I’ve read (no cite handy) that having sex with a virgin is thought to cure AIDS in that area. As far as I’m concerned, anything that can buy a woman or child a few more minutes to get away is worth it.

But your idea that a woman might be married to man for 20 years and suddently decide to use this on her husband, with no warning or hint of dissatisfaction is… bizarre.

Do you sleep in a locked vault to elminate the possibility of your family attacking you while you sleep?

Certainly, dishonesty and psychosis exist, but if you’re in a relationship with someone of that sort Rapex may be the least of your problems.

We’re not that litigous a culture here, I don’t see that happening. I also don’t really see there being such a mass market for this as a tool for revenge.

Having said that, I also don’t see this as being such a great idea for rape prevention. South Africa has the highest incidence of (reported) rape worldwide, and I’m pretty sure a larger percentage than “normal” is gang-rape. Not a good mix for this device, as has been pointed out.

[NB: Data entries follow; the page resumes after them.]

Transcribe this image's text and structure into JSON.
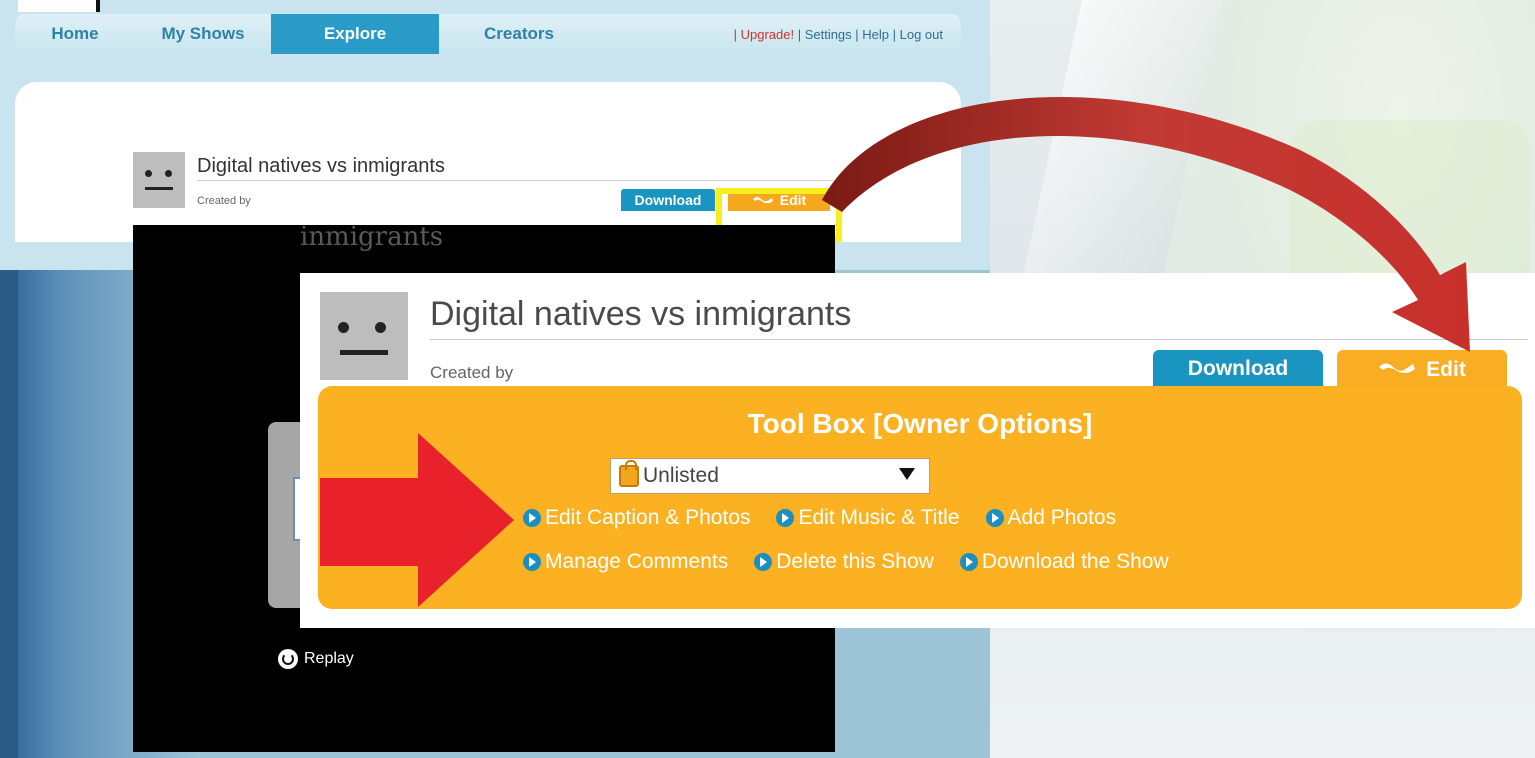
{
  "nav": {
    "tabs": [
      "Home",
      "My Shows",
      "Explore",
      "Creators"
    ],
    "links": {
      "upgrade": "| Upgrade!",
      "settings": " | Settings",
      "help": " | Help",
      "logout": " | Log out"
    }
  },
  "show": {
    "title": "Digital natives vs inmigrants",
    "created_by": "Created by",
    "download_label": "Download",
    "edit_label": "Edit"
  },
  "player": {
    "slide_text": "inmigrants",
    "replay_label": "Replay"
  },
  "toolbox": {
    "title": "Tool Box [Owner Options]",
    "visibility": "Unlisted",
    "options_row1": [
      "Edit Caption & Photos",
      "Edit Music & Title",
      "Add Photos"
    ],
    "options_row2": [
      "Manage Comments",
      "Delete this Show",
      "Download the Show"
    ]
  },
  "colors": {
    "accent_blue": "#1a94c0",
    "edit_orange": "#f9ad22",
    "highlight_yellow": "#f7ee1b",
    "arrow_red": "#e8212b",
    "curve_arrow": "#b8262a"
  }
}
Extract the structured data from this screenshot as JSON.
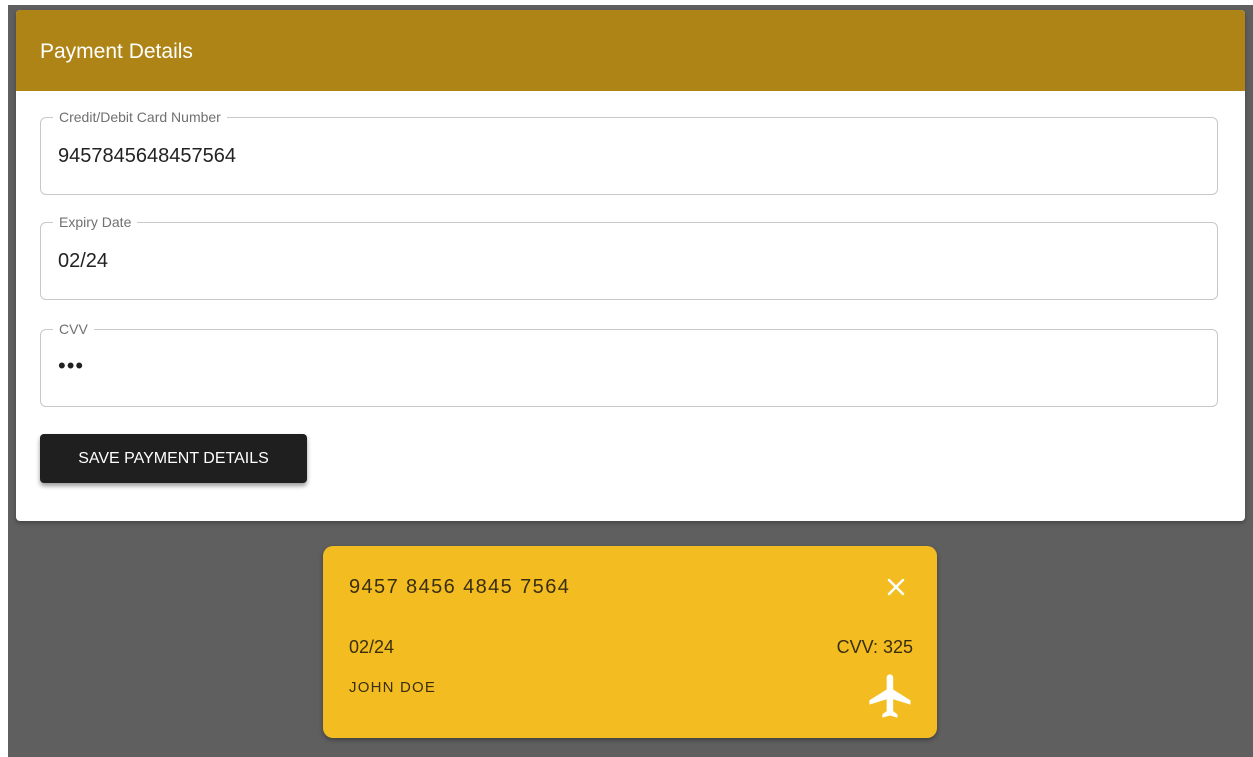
{
  "panel": {
    "title": "Payment Details"
  },
  "fields": {
    "card_number": {
      "label": "Credit/Debit Card Number",
      "value": "9457845648457564"
    },
    "expiry": {
      "label": "Expiry Date",
      "value": "02/24"
    },
    "cvv": {
      "label": "CVV",
      "value": "•••"
    }
  },
  "save_button": {
    "label": "SAVE PAYMENT DETAILS"
  },
  "card_preview": {
    "number": "9457 8456 4845 7564",
    "expiry": "02/24",
    "cvv_text": "CVV: 325",
    "holder": "JOHN DOE",
    "close_icon": "close-icon",
    "brand_icon": "airplane-icon"
  },
  "colors": {
    "header": "#ae8416",
    "card": "#f3bd21",
    "button": "#1f1f1f",
    "background": "#5f5f5f"
  }
}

Also the highest HIV infection rates, and a device that pierces the attacker? Also not a good combo.

While I have no hassles with a woman doing anything to her rapist (been raped, not good), I don’t believe that from a design and usage perspective, this device is the answer. Don’t know what is, but this is not it. I’d say it would make things worse.

No, no, no. Rapex goes in the vagina.

But, it’s not the boobies doing the trapping.

And well-said it was. Rape notwithstanding, passionate penetration sans digital titillation should earn a rowdy fellow a prick pricking, eh?

This only holds water if the women in question, in addition to putting in their Rapex, also wear a big sticker on their jeans that says “Secured by Rapex ™ – Lose unwanted attention now. Ask me how!”

In the U.S. I expect it’d be illegal – no spring guns, so no spring cooze, neither. Of course, part of the reason we ban spring guns is because you never know if the guy trying to break in is a fireman or something; rarely will Johannesburg’s Bravest need that kind of access. But potentially some doctor might.